There are different ways to explore relationships between weather and mortality. In the most cases statistical methods were used to find some sort of temperature threshold; that is a temperature beyond which mortality significantly increases. This method is particularly adaptive in areas, where the climate is not that variable. The climate of Vienna instead is characterized through changing weather patterns and distinct seasons. Weather conditions may cause a permanent stress for humans, especially older and/or ill people have a reduced capacity to adapt to external stimuli. Death can be seen as a signal of a collapse of adaptation-systems, which can be partly influenced through changing weather conditions. In environments with fast changing external stimuli, like in the so called west wind dominated temperate climate, there is a time lag between weather and mortality. It is unknown how long each ones adaptation capacity could buffer external triggers, how big the trigger has to be in each individual and what the actual threshold of which trigger is for an individual.
In a first step of this study a statistical significant relationship of mortality fluctuations in heat as well as a threshold morning temperature for the summer months was found in Vienna.

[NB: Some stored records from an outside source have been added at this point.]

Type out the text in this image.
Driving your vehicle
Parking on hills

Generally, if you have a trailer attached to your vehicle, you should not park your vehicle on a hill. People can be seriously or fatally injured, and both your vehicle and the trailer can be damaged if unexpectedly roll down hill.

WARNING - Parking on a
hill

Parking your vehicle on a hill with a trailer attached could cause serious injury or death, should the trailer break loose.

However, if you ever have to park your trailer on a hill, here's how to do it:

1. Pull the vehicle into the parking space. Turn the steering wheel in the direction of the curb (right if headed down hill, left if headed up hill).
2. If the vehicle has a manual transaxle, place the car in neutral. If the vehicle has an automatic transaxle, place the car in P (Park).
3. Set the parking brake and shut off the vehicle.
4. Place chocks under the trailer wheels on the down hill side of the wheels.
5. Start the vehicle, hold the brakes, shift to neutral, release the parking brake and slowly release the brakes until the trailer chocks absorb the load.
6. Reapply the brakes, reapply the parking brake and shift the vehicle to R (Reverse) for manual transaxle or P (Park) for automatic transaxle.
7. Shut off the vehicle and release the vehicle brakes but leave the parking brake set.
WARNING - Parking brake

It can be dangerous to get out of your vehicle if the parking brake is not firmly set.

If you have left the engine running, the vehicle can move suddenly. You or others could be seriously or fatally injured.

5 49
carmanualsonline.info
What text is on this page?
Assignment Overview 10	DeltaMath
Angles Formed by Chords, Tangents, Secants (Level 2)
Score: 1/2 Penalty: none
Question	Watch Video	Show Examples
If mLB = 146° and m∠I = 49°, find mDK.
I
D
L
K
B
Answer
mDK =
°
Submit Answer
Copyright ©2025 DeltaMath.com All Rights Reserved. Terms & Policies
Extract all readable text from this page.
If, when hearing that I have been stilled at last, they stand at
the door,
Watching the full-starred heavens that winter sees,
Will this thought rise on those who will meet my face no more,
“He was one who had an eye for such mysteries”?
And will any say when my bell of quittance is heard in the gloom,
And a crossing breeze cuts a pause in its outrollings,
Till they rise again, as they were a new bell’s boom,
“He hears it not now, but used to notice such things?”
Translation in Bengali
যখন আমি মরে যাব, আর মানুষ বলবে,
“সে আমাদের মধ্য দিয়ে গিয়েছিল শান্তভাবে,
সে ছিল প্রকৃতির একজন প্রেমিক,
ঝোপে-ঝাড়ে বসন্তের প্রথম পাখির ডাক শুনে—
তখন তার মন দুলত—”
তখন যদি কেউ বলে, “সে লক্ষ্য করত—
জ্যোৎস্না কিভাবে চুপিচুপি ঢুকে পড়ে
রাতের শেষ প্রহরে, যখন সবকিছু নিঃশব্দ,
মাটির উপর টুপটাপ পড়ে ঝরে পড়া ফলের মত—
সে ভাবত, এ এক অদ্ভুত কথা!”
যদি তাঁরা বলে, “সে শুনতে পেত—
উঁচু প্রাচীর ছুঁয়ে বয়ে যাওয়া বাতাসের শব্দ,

A sudden large decrease in air temperature is not always associated with an immediate change in mortality rate. There is often a lag between the mortality response and a given weather event. One until seven days prior to the day of the deaths were also analysed to find out if a lag time exists between the weather event and the associated mortality. To identify heat and cold periods the sum of the different temperatures from 2 until 7 days were also used. Pressure changes were defined as a difference between the morning and evening measurements as well as from the evening to the following morning and were used additionally as predictor variables in regression equations.
A detailed exploration of the data set has uncovered many relationships. Depending on the classification variables, thresholds and time lags, different meteorological variables and combinations of variables seem to influence mortality variability. Once different classification variables were established, multiple stepwise regression analysis was used to identify further meteorological predictors of mortality. Synoptic patterns expressed as the predominating wind direction at 850 hPa were used as one classification variable. The meteorological variables involved in the relationship of mortality and weather vary through the course of the year, depending on the weather class and the month. There is no month without problematic weather situations and there is no synoptic class without any influence on mortality. During a predominating wind direction of south west in August (13 days), for example, about 60% of the mortality variability can be explained with the previous day temperature amplitude. A higher temperature amplitude corresponds with a higher mortality rate. During the same synoptic situation in April (21 days), about 45% of the mortality variability can be explained with the minimum temperature four days before that day. As the minimum temperature decreases, the mortality rate increases. Conclusively, many statistical relationships are found which can be useful in some sort of prediction. However, the analyses do not reveal any single variable influencing mortality significantly and no single equation can be suggested explaining the complex link between weather and mortality in Vienna.